There was nothing sad or grave about the Swami during these days. Efforts were made not to tire him. Conversations were kept as light as possible, touching only upon the pet animals that surrounded him, his garden experiments, books, and absent friends. But all the while one was conscious of a luminous presence of which the Swami's bodily form seemed only a shadow or symbol. The members of the monastery had never felt so strongly as now, before him, that they stood in the presence of an infinite light; yet none was prepared to see the end so soon, least of all on that Friday, July the Fourth, on which he appeared so much stronger and healthier than he had been for years.

On the supreme day, Friday, he rose very early. Going to the chapel, alone, he shut the windows and bolted the doors, contrary to his habit, and meditated for three hours. Descending the stairs of the shrine, he sang a beautiful song about Kali:

Is Kali, my Mother, really black? The Naked One, though black She seems, Lights the Lotus of the heart. Men call Her black, but yet my mind Will not believe that She is so: Now She is white, now red, now blue; Now She appears as yellow, too. I hardly know who Mother is, Though I have pondered all my life: Now Purusha, now Prakriti, And now the Void, She seems to be. To meditate on all these things Confounds poor Kamalakanta's wits.'

Then he said, almost in a whisper: 'If there were another Vivekananda, then he would have understood what this Vivekananda has done! And yet — how many Vivekanandas shall be born in time!'

He expressed the desire to worship Mother Kali at the Math the following day, and asked two of his disciples to procure all the necessary articles for the ceremony. Next he asked the disciple Suddhananda to read a passage from the Yajurveda with the commentary of a well-known expositor. The Swami said that he did not agree with the commentator and exhorted the disciple to give a new interpretation of the Vedic texts.

He partook of the noon meal with great relish, in company with the members of the Math, though usually, at that time, he ate alone in his room because of his illness. Immediately afterwards, full of life and humour, he gave lessons to the brahmacharins for three hours on Sanskrit grammar. In the afternoon he took a walk for about two miles with Swami Premananda and discussed his plan to start a Vedic College in the monastery.

'What will be the good of studying the Vedas?' Premananda asked.

'It will kill superstition,' Swami Vivekananda said.

On his return the Swami inquired very tenderly concerning every member of the monastery. Then he conversed for a long time with his companions on the rise and fall of nations. 'India is immortal,' he said, 'if she persists in her search for God. But if she goes in for politics and social conflict, she will die.'

At seven o'clock in the evening the bell rang for worship in the chapel. The Swami went to his room and told the disciple who attended him that none was to come to him until called for. He spent an hour in meditation and telling his beads, then called the disciple and asked him to open all the windows and fan his head. He lay down quietly on his bed and the attendant thought that he was either sleeping or meditating.

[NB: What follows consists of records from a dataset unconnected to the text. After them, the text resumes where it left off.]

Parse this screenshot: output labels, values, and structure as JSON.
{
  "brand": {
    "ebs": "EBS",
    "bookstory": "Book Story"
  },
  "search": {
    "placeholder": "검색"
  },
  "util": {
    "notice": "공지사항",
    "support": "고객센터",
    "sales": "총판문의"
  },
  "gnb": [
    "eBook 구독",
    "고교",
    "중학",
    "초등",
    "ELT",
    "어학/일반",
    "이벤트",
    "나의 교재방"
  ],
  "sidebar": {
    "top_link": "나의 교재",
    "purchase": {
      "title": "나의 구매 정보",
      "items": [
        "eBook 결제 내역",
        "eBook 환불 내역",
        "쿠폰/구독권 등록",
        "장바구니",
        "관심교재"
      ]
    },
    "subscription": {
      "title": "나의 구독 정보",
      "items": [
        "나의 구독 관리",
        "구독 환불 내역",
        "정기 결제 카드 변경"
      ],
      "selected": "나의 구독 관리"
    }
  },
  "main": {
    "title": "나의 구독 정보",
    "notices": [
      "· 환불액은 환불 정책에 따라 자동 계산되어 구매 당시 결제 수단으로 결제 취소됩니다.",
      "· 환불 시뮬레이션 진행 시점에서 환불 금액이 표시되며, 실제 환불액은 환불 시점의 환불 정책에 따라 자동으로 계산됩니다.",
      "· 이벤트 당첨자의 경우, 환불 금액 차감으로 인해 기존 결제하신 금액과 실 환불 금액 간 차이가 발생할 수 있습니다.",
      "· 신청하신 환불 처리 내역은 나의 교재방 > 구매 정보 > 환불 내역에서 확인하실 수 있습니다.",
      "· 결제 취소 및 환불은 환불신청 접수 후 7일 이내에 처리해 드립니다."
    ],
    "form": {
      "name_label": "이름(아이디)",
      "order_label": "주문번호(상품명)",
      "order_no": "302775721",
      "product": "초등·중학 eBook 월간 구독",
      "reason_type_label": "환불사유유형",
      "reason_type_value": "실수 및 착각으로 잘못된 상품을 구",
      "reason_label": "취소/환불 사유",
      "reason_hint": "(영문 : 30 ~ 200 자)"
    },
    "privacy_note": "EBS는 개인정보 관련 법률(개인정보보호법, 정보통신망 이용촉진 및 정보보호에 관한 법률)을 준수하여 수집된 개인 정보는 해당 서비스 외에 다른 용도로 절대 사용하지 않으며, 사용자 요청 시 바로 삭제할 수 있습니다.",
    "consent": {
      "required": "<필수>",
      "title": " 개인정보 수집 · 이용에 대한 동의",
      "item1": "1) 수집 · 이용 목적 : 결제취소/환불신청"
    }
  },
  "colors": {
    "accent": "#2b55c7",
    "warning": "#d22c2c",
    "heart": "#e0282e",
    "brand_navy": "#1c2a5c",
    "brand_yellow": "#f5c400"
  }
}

At the end of an hour his hands trembled a little and he breathed once very deeply. There was a silence for a minute or two, and again he breathed in the same manner. His eyes became fixed in the centre of his eyebrows, his face assumed a divine expression, and eternal silence fell.

In the morning people poured in from all quarters. Nivedita sat by the body and fanned it till it was brought down at 2 p.m. to the porch leading to the courtyard. It was covered with ochre robes and decorated with flowers. Incense was burnt and a religious service was performed with lights, conch-shells, and bells. The brother monks and disciples took their final leave and the procession started, moving slowly through the courtyard and across the lawn, till it reached the vilva tree near the spot where the Swami himself had desired his body to be cremated.

The funeral pyre was built and the body was consigned to the flames kindled with sandalwood.